En mai 1973, Martin Gardner explique qu’en fait le jeu de Chomp existait déjà en 1952 avec un article de Fred Schuh titré Spel van delers et portant sur un jeu dit de division :
On part d’un nombre entier strictement supérieur à 1 ; chaque joueur à son tour choisit un diviseur du nombre courant, dont aucun multiple n’a déjà été choisi au cours du jeu. Le premier joueur qui ne peut jouer que 1, perd.
En fait, Chomp (jeu) est un cas particulier du jeu de la division, lorsque le nombre de départ n’a que deux facteurs premiers comme 2 et 3 :
Chaque biscuit porte le double du biscuit à sa gauche et le triple de celui de dessus. On a ainsi un tableau des diviseurs de 576, placés de manière que les multiples de l’un de ces diviseurs se trouvent à sa droite et en-dessous. On a donc bien un jeu analogue à celui de la soustraction, mais où on effectue des divisions successives au lieu de soustractions. Ce jeu, surtout dans sa version « calcul mental », est donc un jeu sérieux sur la divisibilité (savoir reconnaître un multiple du nombre joué à l’instant).
Juniper Green
Le successeur de Martin Gardner dans scientific american, Ian Stewart, a publié en 1996 un article sur une généralisation du jeu de Fred Schuh, qu’il a baptisée « diviser ou multiplier pour régner » mais aussi « juniper green », du nom de l’école où travaillait l’auteur du jeu (le fils d’un collègue de Stewart), un certain Richard Porteous, dont Stewart dit qu’il a inventé le jeu vers 1985. Voici la description de Juniper Green (jeu) par Julien Pavageau :
Le jeu se joue à deux, avec un plateau composé des 25, 50 ou 100 premiers nombres entiers et selon les règles suivantes :
- le premier joueur coche un nombre.
- chaque joueur coche un nombre parmi les multiples ou les diviseurs du nombre choisi par son adversaire au coup précédent.

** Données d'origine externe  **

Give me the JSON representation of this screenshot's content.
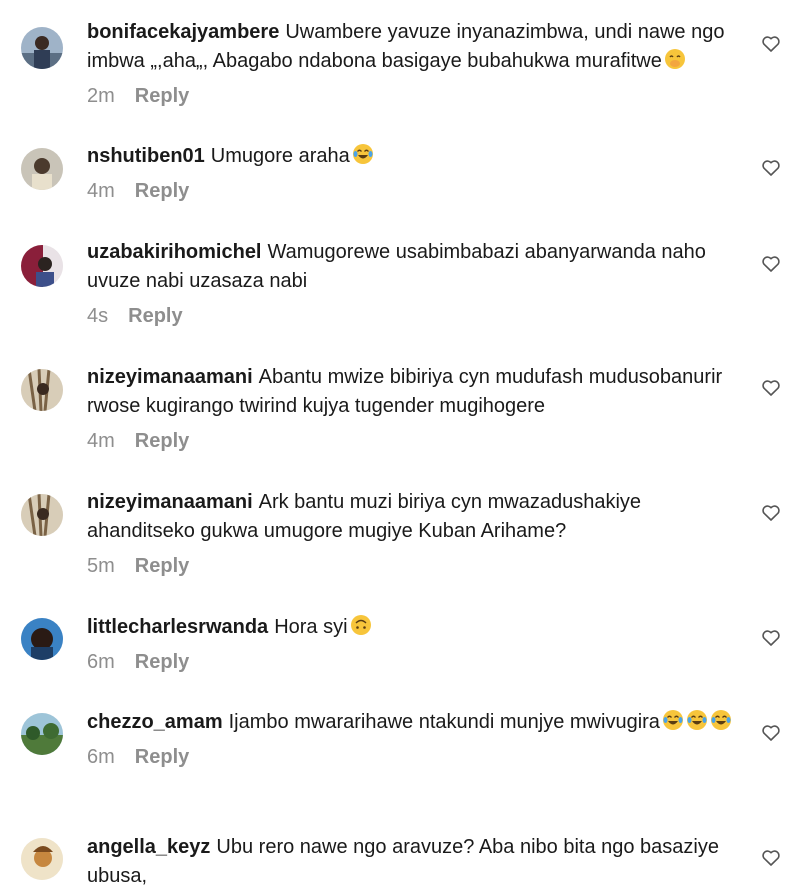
{
  "reply_label": "Reply",
  "colors": {
    "text": "#1a1a1a",
    "muted": "#8e8e8e",
    "emoji_yellow": "#f7c53b",
    "tear_blue": "#4aa3e8"
  },
  "icons": {
    "like": "heart-outline-icon"
  },
  "comments": [
    {
      "username": "bonifacekajyambere",
      "text": "Uwambere yavuze inyanazimbwa, undi nawe ngo imbwa „,aha„, Abagabo ndabona basigaye bubahukwa murafitwe",
      "emojis": [
        "face-with-hand-over-mouth"
      ],
      "time": "2m"
    },
    {
      "username": "nshutiben01",
      "text": "Umugore araha",
      "emojis": [
        "face-with-tears-of-joy"
      ],
      "time": "4m"
    },
    {
      "username": "uzabakirihomichel",
      "text": "Wamugorewe usabimbabazi abanyarwanda naho uvuze nabi uzasaza nabi",
      "emojis": [],
      "time": "4s"
    },
    {
      "username": "nizeyimanaamani",
      "text": "Abantu mwize bibiriya cyn mudufash mudusobanurir rwose kugirango twirind kujya tugender mugihogere",
      "emojis": [],
      "time": "4m"
    },
    {
      "username": "nizeyimanaamani",
      "text": "Ark bantu muzi biriya cyn mwazadushakiye ahanditseko gukwa umugore mugiye Kuban Arihame?",
      "emojis": [],
      "time": "5m"
    },
    {
      "username": "littlecharlesrwanda",
      "text": "Hora syi",
      "emojis": [
        "upside-down-face"
      ],
      "time": "6m"
    },
    {
      "username": "chezzo_amam",
      "text": "Ijambo mwararihawe ntakundi munjye mwivugira",
      "emojis": [
        "face-with-tears-of-joy",
        "face-with-tears-of-joy",
        "face-with-tears-of-joy"
      ],
      "time": "6m"
    },
    {
      "username": "angella_keyz",
      "text": "Ubu rero nawe ngo aravuze?  Aba nibo bita ngo basaziye ubusa,",
      "emojis": [],
      "time": ""
    }
  ]
}
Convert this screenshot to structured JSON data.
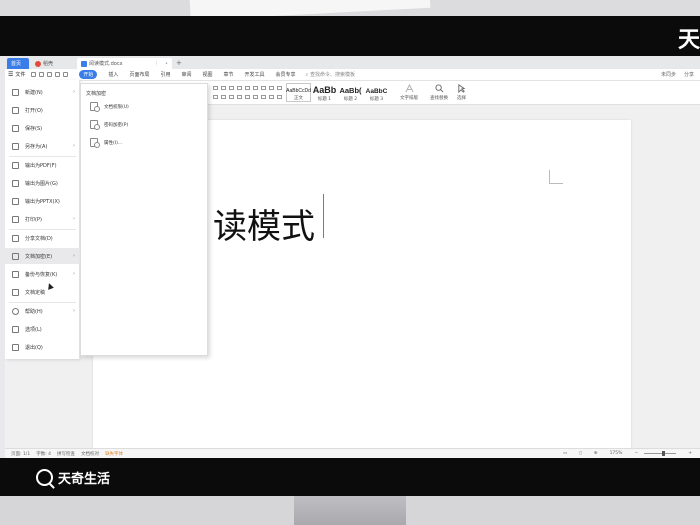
{
  "title_tabs": {
    "home": "首页",
    "straw": "稻壳",
    "doc": "阅读模式.docx",
    "new_tab": "+"
  },
  "menubar": {
    "file": "文件",
    "items": [
      "开始",
      "插入",
      "页面布局",
      "引用",
      "审阅",
      "视图",
      "章节",
      "开发工具",
      "会员专享"
    ],
    "active_index": 0,
    "search": "查找命令、搜索模板",
    "collab": "未同步",
    "share": "分享"
  },
  "ribbon": {
    "styles": [
      {
        "sample": "AaBbCcDd",
        "label": "正文"
      },
      {
        "sample": "AaBb",
        "label": "标题 1"
      },
      {
        "sample": "AaBb(",
        "label": "标题 2"
      },
      {
        "sample": "AaBbC",
        "label": "标题 3"
      }
    ],
    "text_tool": "文字排版",
    "find_replace": "查找替换",
    "select": "选择"
  },
  "document": {
    "text": "读模式"
  },
  "file_menu": {
    "items": [
      {
        "label": "新建(N)",
        "has_arrow": true
      },
      {
        "label": "打开(O)",
        "has_arrow": false
      },
      {
        "label": "保存(S)",
        "has_arrow": false
      },
      {
        "label": "另存为(A)",
        "has_arrow": true
      },
      {
        "label": "输出为PDF(F)",
        "has_arrow": false
      },
      {
        "label": "输出为图片(G)",
        "has_arrow": false
      },
      {
        "label": "输出为PPTX(X)",
        "has_arrow": false
      },
      {
        "label": "打印(P)",
        "has_arrow": true
      },
      {
        "label": "分享文档(D)",
        "has_arrow": false
      },
      {
        "label": "文档加密(E)",
        "has_arrow": true
      },
      {
        "label": "备份与恢复(K)",
        "has_arrow": true
      },
      {
        "label": "文档定稿",
        "has_arrow": false
      },
      {
        "label": "帮助(H)",
        "has_arrow": true
      },
      {
        "label": "选项(L)",
        "has_arrow": false
      },
      {
        "label": "退出(Q)",
        "has_arrow": false
      }
    ],
    "highlighted_index": 9
  },
  "submenu": {
    "title": "文档加密",
    "items": [
      "文档权限(U)",
      "密码加密(P)",
      "属性(I)..."
    ]
  },
  "statusbar": {
    "page": "页面: 1/1",
    "words": "字数: 4",
    "spell": "拼写检查",
    "proof": "文档校对",
    "warn": "缺失字体",
    "zoom": "175%"
  },
  "watermark": {
    "corner": "天",
    "brand": "天奇生活"
  }
}
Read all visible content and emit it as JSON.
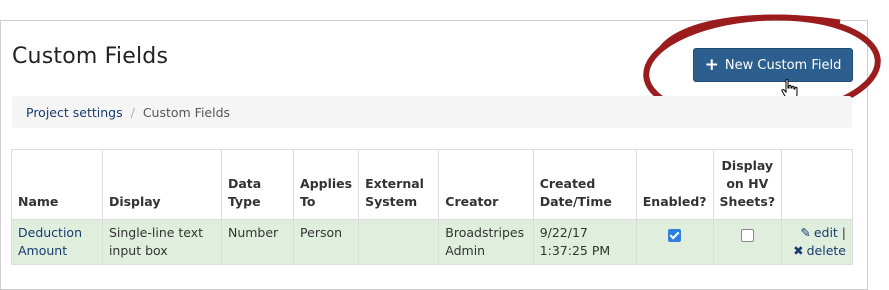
{
  "page": {
    "title": "Custom Fields",
    "new_button_label": "New Custom Field"
  },
  "breadcrumb": {
    "parent": "Project settings",
    "separator": "/",
    "current": "Custom Fields"
  },
  "table": {
    "headers": {
      "name": "Name",
      "display": "Display",
      "data_type": "Data Type",
      "applies_to": "Applies To",
      "external_system": "External System",
      "creator": "Creator",
      "created": "Created Date/Time",
      "enabled": "Enabled?",
      "display_hv": "Display on HV Sheets?"
    },
    "rows": [
      {
        "name": "Deduction Amount",
        "display": "Single-line text input box",
        "data_type": "Number",
        "applies_to": "Person",
        "external_system": "",
        "creator": "Broadstripes Admin",
        "created": "9/22/17 1:37:25 PM",
        "enabled": true,
        "display_hv": false,
        "edit_label": "edit",
        "delete_label": "delete"
      }
    ]
  },
  "colors": {
    "button_bg": "#2c5f8e",
    "row_highlight": "#dfeedd",
    "link": "#1a3b6e",
    "annotation_circle": "#9b1c1c"
  }
}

- un joueur est déclaré gagnant si son adversaire ne peut plus jouer.
Noter que dans l’article de Stewart (dans scientific american), on remplace les biscuits numérotés par des cartes portant les entiers successifs :
Deux différences par rapport à Chomp :
- On peut aussi choisir un multiple du nombre précédent (et pas seulement un diviseur) ;
- On peut jouer un multiple d’un nombre précédemment joué, du moment que ce multiple n’a pas déjà été joué auparavant (carte retournée dans le dessin ci-dessus).
Juniper Green n’en est pas moins un jeu sur la divisibilité. On peut aussi s’y intéresser en algorithmique. Voici la description du jeu dans le manuel sésamath 3e :
Le jeu de Juniper Green a même été donné en BTS SIO :
Cela a donné à Boris Laval et Olivier Sicard l’envie de développer une IA pour ce jeu, IA qu’ils ont présentée ici.
Le jeu aliquote
Le « jeu de Nim à un seul tas » est appelé par Berlekamp, Conway et Guy « jeu de soustraction » : On a un tas de pièces, et chaque joueur à son tour enlève un certain nombre de pièces de ce tas, pourvu que ce nombre appartienne à un ensemble fixe :
- Dans le jeu « de Fort Boyard », l’ensemble est formé des nombres 1, 2 et 3
;
- Dans la variante « soustrais un carré », l’ensemble est formé des carrés parfaits
.
Conway et al proposent alors une variante appelée « dim- » (mélange de « diviseur » et « nim »), où le nombre de pièces prélevées du tas est un diviseur du nombre actuel de pièces. Ce jeu est gagnant pour le premier joueur, puisque n étant divisible par n, il suffit d’enlever toutes les pièces d’un coup ! Deux variantes peuvent alors rendre le jeu plus intéressant :
- « qui perd gagne » ( on dit aussi « misère »), où le but de jeu est de ne pas être celui qui vide le tas ;
- restreindre les coups possibles aux diviseurs propres (ou « parties aliquotes ») de n, c’est-à-dire n exclu.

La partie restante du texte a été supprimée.